Sarah Safyn Fyneah is a Liberian diplomat, she served as the country's Permanent Representative to the United Nations, based in New York, from February 2023 to October 2024. Appointed by President George M. Weah in September 2023, Fyneah became the fifth Liberian woman to hold this position since Liberia established its diplomatic presence at the UN in 1949. Before this role, Fyneah served as Deputy Chief of Mission at the Liberian Embassy in Washington, D.C., and as Chargé d'Affaires to Ethiopia, the African Union, and the United Nations Economic Commission for Africa (UNECA).

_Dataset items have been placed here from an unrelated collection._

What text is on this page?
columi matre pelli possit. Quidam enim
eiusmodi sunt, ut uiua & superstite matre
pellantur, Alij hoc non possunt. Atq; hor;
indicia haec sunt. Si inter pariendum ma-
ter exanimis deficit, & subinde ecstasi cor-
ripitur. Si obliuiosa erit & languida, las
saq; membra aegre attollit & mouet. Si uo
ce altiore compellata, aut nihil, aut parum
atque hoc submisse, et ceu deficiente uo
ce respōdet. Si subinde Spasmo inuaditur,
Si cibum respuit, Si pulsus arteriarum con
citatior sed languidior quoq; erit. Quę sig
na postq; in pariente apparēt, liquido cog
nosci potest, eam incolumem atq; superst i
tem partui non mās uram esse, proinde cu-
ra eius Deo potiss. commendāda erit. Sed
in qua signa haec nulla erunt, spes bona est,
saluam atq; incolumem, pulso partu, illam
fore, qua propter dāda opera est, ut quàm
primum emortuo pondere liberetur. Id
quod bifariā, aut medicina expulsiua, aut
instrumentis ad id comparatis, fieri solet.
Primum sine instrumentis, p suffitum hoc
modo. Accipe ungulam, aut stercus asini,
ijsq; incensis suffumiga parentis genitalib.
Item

Throughout her diplomatic career, Fyneah has been engaged in multilateral diplomacy, advocating for Liberia's interests on global platforms, including advocating for a non-permanent seat on the United Nations Security Council for the 2026–2027 term, a promise she made at the Senate Confirmation Hearing in 2022.

== Education ==
In 1989, Fyneah earned a degree from the University of Liberia in mass communications. She attended the Gabriel L. Dennis Foreign Service Institute for a post-graduate diploma in diplomacy and international relations which she obtained in 2007. Between 2016 and 2019, she pursued a master's in development studies at Addis Ababa University.

== Career ==

=== Diplomacy ===
Fyneah began her diplomatic career in 2009, at the Embassy of Liberia in Sierra Leone, under the Development Diplomat Training Program. In 2010, she became the Special Assistant to Liberia's Minister of Foreign Affairs until 2014.

From 2014 to 2016, Fyneah served as Minister Counsellor and Deputy Chief of Mission at Liberia's Embassy in Doha, Qatar. She was later stationed in Ethiopia, also accredited to the African Union and the United Nations Economic Commission for Africa in the capacity of Minister Counsellor. During the period, she also served as Chargé d’Affaires ad interim until 2021, when she was posted to the United States as Minister Plenipotentiary/Deputy Chief of Mission at Liberia's Embassy in Washington, D.C.

In September 2022, Fyneah was appointed as Liberia's Permanent Representative to the United Nations. Fyneah spearheaded Liberia's efforts to obtain a non-permanent seat on the United Nations Security Council for the 2026–2027 term.

Fyneah stepped down from her role, she met with UN Secretary-General António Guterres to formally take her leave on October 7, 2024.